Lucio fra Bologna e il mondo: "Nei viaggi tornava bambino"

Faccani (Fondazione) e le città preferite. "Si ricordava sempre del primo treno fino alla Puglia"

Lucio fra Bologna e il mondo: "Nei viaggi tornava bambino"

Lucio fra Bologna e il mondo: "Nei viaggi tornava bambino"

Ai bolognesi piace tenerselo stretto Lucio. Amano sempre pensarlo legato alla loro città, a quella piazza Grande – che poi è la piccola e raccolta piazza Cavour – che si è trasformata in una canzone senza tempo. O, per dirla con le parole dello scrittore Enrico Brizzi su queste pagine, "è diventata quasi un inno della bolognesità". Eppure Dalla – che in centro spuntava spesso, e all’improvviso, e che nel cuore della città manteneva la casa e studio di registrazione – aveva tanti luoghi d’elezione. Ed era un viaggiatore, e non solo per le tournée, come ricorda Andrea Faccani, presidente della Fondazione Lucio Dalla, spesso al suo fianco nei più diversi angoli del mondo. E l’album di cui ricorrono i 40 anni, Viaggi Organizzati, che dà anche il titolo al programma di iniziative 2024 della Fondazione Lucio Dalla, è un’occasione imperdibile per ricostruire questo suo profilo di cittadino del mondo.

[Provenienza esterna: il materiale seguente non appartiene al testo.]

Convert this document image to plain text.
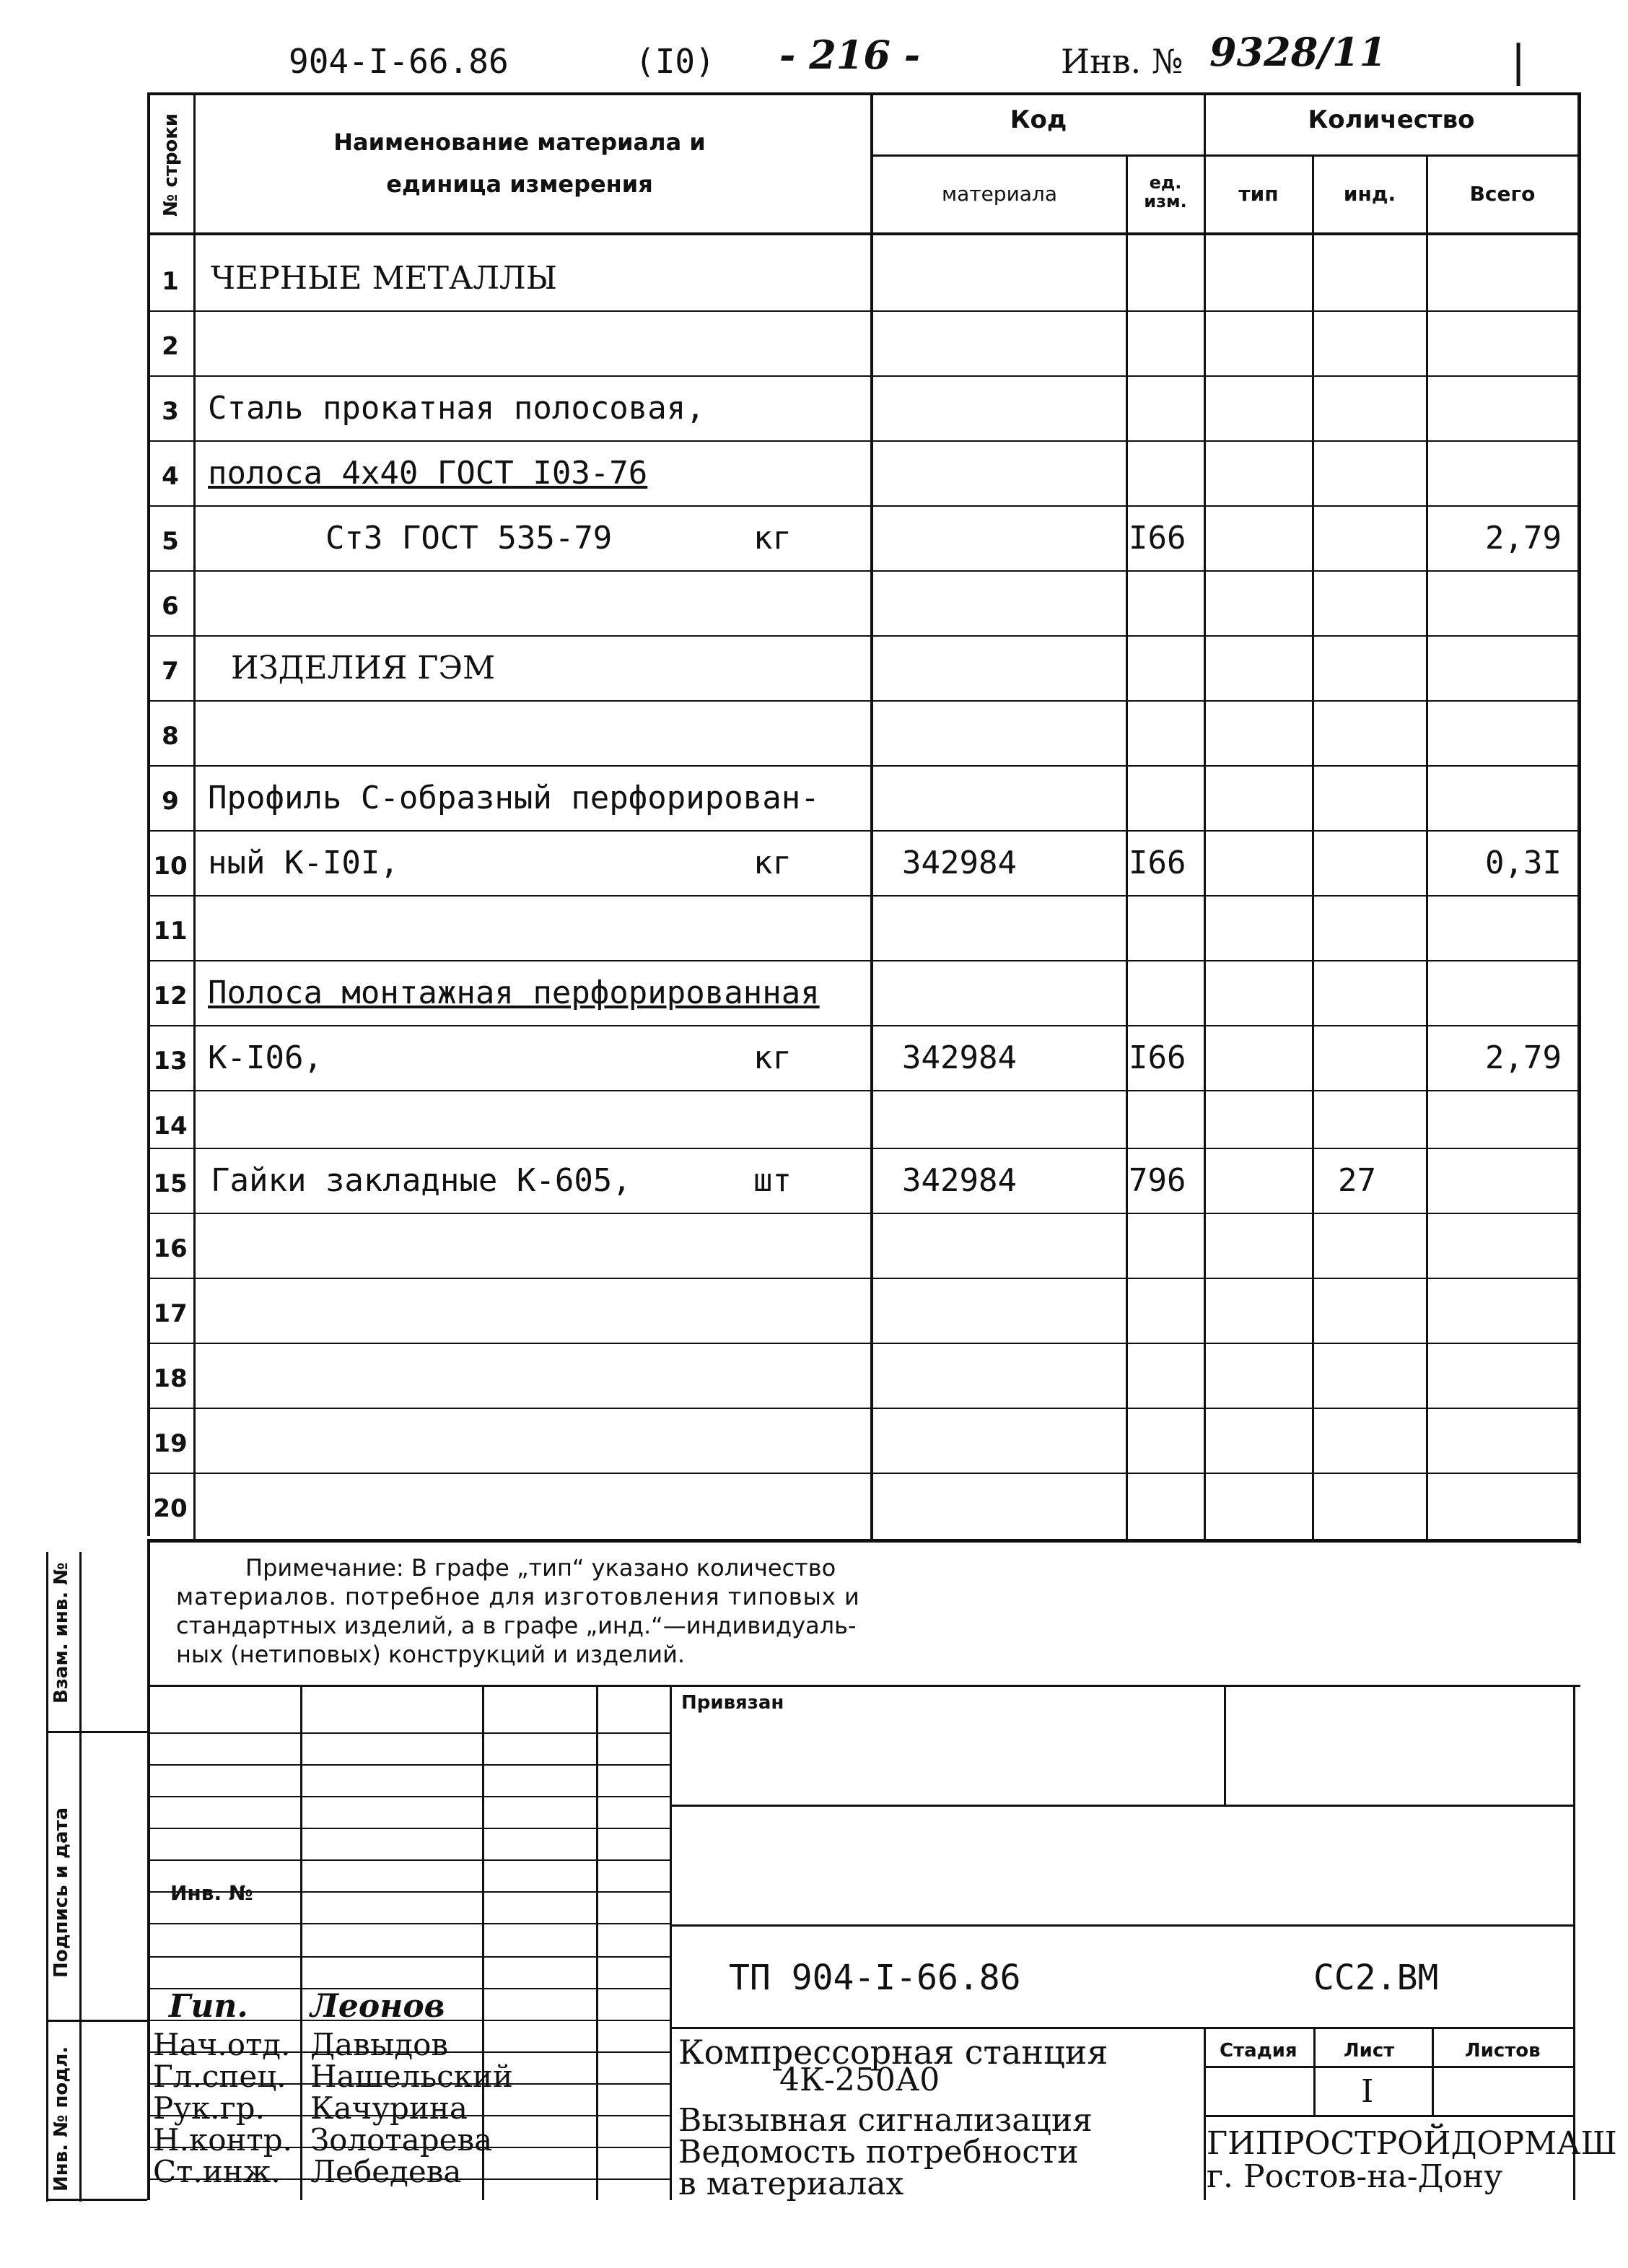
904-I-66.86	(I0) - 216 -	Инв. № 9328/11	|
№ строки	Наименование материала и единица измерения
Код
материала	ед. изм.
Количество
тип	инд.	Всего
1	ЧЕРНЫЕ МЕТАЛЛЫ
2
3 Сталь прокатная полосовая,
4 полоса 4х40 ГОСТ I03-76
5	Ст3 ГОСТ 535-79	кг	I66	2,79
6
7	ИЗДЕЛИЯ ГЭМ
8
9 Профиль С-образный перфорирован-
10 ный К-I0I,	кг	342984	I66	0,3I
11
12 Полоса монтажная перфорированная
13 К-I06,	кг	342984	I66	2,79
14
15 Гайки закладные К-605,	шт	342984	796	27
16
17
18
19
20
Примечание: В графе „тип“ указано количество
материалов. потребное для изготовления типовых и
стандартных изделий, а в графе „инд.“—индивидуаль-
ных (нетиповых) конструкций и изделий.
Взам. инв. №
Подпись и дата
Инв. № подл.
Привязан
Инв. №
ТП 904-I-66.86	СС2.ВМ
Гип. Леонов
Нач.отд. Давыдов
Гл.спец. Нашельский
Рук.гр. Качурина
Н.контр. Золотарева
Ст.инж. Лебедева
Компрессорная станция
4К-250А0
Вызывная сигнализация
Ведомость потребности
в материалах
Стадия Лист	Листов
I
ГИПРОСТРОЙДОРМАШ
г. Ростов-на-Дону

"Sono di più i posti in cui è stato – racconta Faccani –, di quelli in cui non è stato. Prima come musicista jazz e poi come cantante. Capitava anche di stare un anno in tour, partendo dall’Italia, poi passando in Europa e poi via, fino all’Australia. Abbiamo girato tutti i continenti. Ma amava moltissimo l’Italia e, in ogni tappa, voleva sempre visitare le chiese e le mostre". Una fascinazione per l’arte, quella di Dalla, che conosciamo bene.

Tanti i ritorni. Come quello a Montecarlo, dove per una decina di anni venne invitato al concerto conclusivo alla Sporting e dove tutti i musicisti dovevano vestirsi in smoking. Un grande amore: New York, rapporto tornato alla ribalta nel film DallAmericaCaruso con le immagini recuperate del concerto del 1986. Altre passioni: Parigi, Barcellona, molto meno Londra. Un legame: Berlino. Seduto su una panchina davanti al muro scrisse lì Futura.

E poi il Sud America, il Brasile. "Lucio era affascinato dalla diversità delle culture, era molto curioso: diceva che in vaggio tornava bambino e gli veniva in mente la prima volta che aveva preso un treno, con sua mamma, per andare a Manfredonia. Questa immagine la si ritrova poi in alcune canzoni: rimase davvero colpito da quell’Italia vista fuori dal finestrino. Le persone erano, del resto, un’ispirazione per il suo lavoro".

Scivolando dunque verso sud, la città che amava di più di tutte era Napoli. "Era sempre felice di andarvi – prosegue Faccani– e ogni volta mi diceva di abbassare il finestrino per sentirne il profumo". A Napoli, però – città cruciale per la sua produzione – non volle mai comprare casa, "andava all’Hotel Vesuvio". Casa che comprò, invece, in Sicilia, a Milo, all’ombra dell’Etna. Con un vicino speciale, Franco Battiato: "Ogni tanto Lucio andava a disturbarlo", scherza Faccani. Un altro luogo simbolo, anche la casa-torre di Rancitella, della famiglia Campiotti, nella provincia di Urbino. Lucio vi andò per vent’anni, "ma non la comprò mai, anche se scrisse poi molti testi".

E poi ovviamente la casa romana, in vicolo del Buco, a Trastevere, su suggerimento di Venditti. C’è ancora una targa a ricordarlo, assieme ai versi de La sera dei miracoli, nata fra quelle mura. "La città gli piaceva – continua Faccani –, ma lui voleva abitare solo a Bologna. E, per le vacanze, in Sicilia e alle Tremiti".

Le Tremiti. Un porto per Lucio, che comprò case diverse, mantenendo poi l’appartamento a San Nicola e la villa a San Domino: nel 2023 è stato avviato anche l’iter per intitolargli un isolotto. Era davvero, quel mare della Puglia, un richiamo per lui, che si definiva un emigrante alla rovescia. Quel mare così "profondo" entrato nel mito.